10 septembre 2007

Je a disparu

En thaï on s'appuie beaucoup sur le contexte pour faire passer son message. Si un élément est facilement déductible grâce au contexte, on ne le dit pas. C'est souvent le cas des pronoms. Dialogue classique quand deux personnes se rencontrent :

- Pai nai (aller où - Tu vas où ?)
- Pai ginkhao (aller manger - Je vais manger)

On se doute bien que la première personne ne demande pas "je vais où ?".

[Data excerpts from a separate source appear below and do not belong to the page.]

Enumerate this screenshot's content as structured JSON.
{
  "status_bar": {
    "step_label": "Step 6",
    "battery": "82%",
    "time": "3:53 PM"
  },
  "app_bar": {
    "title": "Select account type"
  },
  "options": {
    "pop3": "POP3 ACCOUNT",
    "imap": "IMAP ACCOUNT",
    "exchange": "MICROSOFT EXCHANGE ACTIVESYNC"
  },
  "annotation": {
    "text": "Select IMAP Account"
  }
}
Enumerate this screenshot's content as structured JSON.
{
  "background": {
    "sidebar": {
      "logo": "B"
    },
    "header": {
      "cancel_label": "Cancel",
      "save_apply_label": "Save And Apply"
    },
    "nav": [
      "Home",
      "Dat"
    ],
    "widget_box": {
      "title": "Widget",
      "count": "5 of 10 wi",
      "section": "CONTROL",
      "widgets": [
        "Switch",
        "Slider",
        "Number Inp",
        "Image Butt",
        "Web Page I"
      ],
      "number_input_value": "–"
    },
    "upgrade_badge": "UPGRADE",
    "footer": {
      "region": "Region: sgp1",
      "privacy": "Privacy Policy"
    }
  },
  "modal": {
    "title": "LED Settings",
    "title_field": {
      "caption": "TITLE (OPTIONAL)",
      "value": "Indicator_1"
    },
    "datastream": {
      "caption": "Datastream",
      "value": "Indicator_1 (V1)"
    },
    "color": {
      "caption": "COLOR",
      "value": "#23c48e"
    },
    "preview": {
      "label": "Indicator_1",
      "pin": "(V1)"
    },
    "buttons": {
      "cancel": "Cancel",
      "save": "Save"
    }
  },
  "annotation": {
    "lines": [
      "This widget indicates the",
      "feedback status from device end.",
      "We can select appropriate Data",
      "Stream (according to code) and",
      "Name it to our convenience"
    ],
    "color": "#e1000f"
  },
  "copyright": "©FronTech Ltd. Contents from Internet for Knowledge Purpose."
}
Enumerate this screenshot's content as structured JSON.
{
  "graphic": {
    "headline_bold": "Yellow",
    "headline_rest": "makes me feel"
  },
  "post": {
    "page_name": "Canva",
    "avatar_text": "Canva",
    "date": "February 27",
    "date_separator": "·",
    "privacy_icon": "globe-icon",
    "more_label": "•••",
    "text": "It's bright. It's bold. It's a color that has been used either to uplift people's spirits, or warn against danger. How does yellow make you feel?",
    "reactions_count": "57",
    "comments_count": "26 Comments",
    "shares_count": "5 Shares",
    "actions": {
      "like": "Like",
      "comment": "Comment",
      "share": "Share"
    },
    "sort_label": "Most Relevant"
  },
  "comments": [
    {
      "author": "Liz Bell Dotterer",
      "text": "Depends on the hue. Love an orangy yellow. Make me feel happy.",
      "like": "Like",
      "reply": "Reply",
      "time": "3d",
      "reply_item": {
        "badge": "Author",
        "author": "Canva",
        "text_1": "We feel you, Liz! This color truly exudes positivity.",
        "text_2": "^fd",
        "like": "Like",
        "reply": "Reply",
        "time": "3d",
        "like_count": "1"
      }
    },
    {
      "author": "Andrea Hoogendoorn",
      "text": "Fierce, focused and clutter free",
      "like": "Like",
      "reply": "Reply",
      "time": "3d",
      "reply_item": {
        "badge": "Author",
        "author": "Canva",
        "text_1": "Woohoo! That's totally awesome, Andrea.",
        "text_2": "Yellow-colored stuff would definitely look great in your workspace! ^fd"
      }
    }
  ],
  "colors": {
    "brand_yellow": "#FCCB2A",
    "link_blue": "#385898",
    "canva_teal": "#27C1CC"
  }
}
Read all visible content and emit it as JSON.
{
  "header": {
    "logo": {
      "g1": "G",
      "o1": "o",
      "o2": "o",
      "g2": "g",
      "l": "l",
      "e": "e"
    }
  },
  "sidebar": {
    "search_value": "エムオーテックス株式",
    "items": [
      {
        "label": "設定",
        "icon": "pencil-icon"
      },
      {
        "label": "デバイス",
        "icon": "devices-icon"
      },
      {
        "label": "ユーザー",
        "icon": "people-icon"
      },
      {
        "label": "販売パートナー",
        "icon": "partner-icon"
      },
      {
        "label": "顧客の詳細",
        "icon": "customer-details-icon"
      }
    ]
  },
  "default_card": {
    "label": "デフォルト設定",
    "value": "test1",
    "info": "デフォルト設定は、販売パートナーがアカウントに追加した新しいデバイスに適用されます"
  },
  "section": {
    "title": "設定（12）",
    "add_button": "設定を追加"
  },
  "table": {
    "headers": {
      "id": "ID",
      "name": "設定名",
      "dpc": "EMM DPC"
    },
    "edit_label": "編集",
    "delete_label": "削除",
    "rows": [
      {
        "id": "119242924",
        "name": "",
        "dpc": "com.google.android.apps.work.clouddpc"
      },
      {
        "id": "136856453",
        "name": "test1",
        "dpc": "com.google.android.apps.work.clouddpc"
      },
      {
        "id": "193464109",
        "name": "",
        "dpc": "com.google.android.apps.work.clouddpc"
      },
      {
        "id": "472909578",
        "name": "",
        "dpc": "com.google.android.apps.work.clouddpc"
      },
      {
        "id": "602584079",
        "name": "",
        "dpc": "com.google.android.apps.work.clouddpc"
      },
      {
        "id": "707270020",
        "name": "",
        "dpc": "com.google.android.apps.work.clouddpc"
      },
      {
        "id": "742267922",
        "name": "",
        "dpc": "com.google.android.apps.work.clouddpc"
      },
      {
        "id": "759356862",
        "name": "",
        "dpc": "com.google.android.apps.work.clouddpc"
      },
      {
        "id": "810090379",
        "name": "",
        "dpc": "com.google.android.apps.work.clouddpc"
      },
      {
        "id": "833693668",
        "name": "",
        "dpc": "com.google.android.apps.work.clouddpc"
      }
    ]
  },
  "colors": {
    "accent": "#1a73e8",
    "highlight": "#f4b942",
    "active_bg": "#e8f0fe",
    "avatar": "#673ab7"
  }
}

En plus de ce phénomène, il y en a un autre qui tend à rendre le pronom "je" très rare. Pour parler d'eux-mêmes les Thaïs utilisent facilement leur surnom. Par exemple je peux dire

- Maï ao nam som (Maï vouloir jus orange)

Mais aussi leur titre :

- Ajarn ru leo (Professeur savoir déjà)

J'ai encore du mal à parler de moi comme ça, j'ai un peu l'impressiond d'être Alain Delon parlant de lui à la troisième personne. Mais ça viendra !

18 commentaires:

Anonyme a dit…

Freud perdrait son latin dans ce pays ! j'ai constaté ici que parfois les personnes en état alcoolique parlent d'elles à la troisième personne ou en se désignant par leur prénom , mais ce n'est pas une incitation à boire !
l'absence du je donne des indications sur la place de la personne dans le groupe et la société : à la socio linguistique tu vas pouvoir ajouter la psycho....AM

Anonyme a dit…

En japonais aussi, les pronoms sont délétérés quand le contexte est clair.

Par contre, les Japonais n'utilisent rien à la place de "je". Mais plutôt à la place de "tu" !

Par exemple, quand on dit "tu iras à la réunion demain", on dit "[nom suivi de "san"] demain réunion aller".

Ils paraphrasent aussi "il"/"elle" en les remplaçant par "cette personne-là".

Maï a dit…

En thaï aussi on peut utiliser les prénoms et les titres là où nous utiliserions plutôt "tu" et "il/elle".

Pour ce qui est de l'aspect sociolinguistique, je n'y avais pas pensé. Mais en fait il prend tout son sens quand on sait qu'effectivement l'unité de base dans la société thaïe c'est la famille ou le groupe, et pas l'individu.

Anonyme a dit…

On peut aussi dire Pi (+ âgé) ou Nong (+ jeune) pour parler de soi, c'est souvent le cas entre amis. Un enfant pourra aussi dire "Nou" (petite souris). C'est mignon !

Ceci dit l'absence de pronoms peut parfois entraîner une certaine confusion. Je me rappelle ce jour où ma femme s'était essayée à faire un gâteau à l'ananas, que je trouvais très bon mais dont elle n'était pas satisfaite. Pendant qu'on le dégustait, survient une énième panne de courant qui éteint mon PC (mon UPS ne marchait plus) et me fait râler contre les incapables qui s'occupent du réseau électrique.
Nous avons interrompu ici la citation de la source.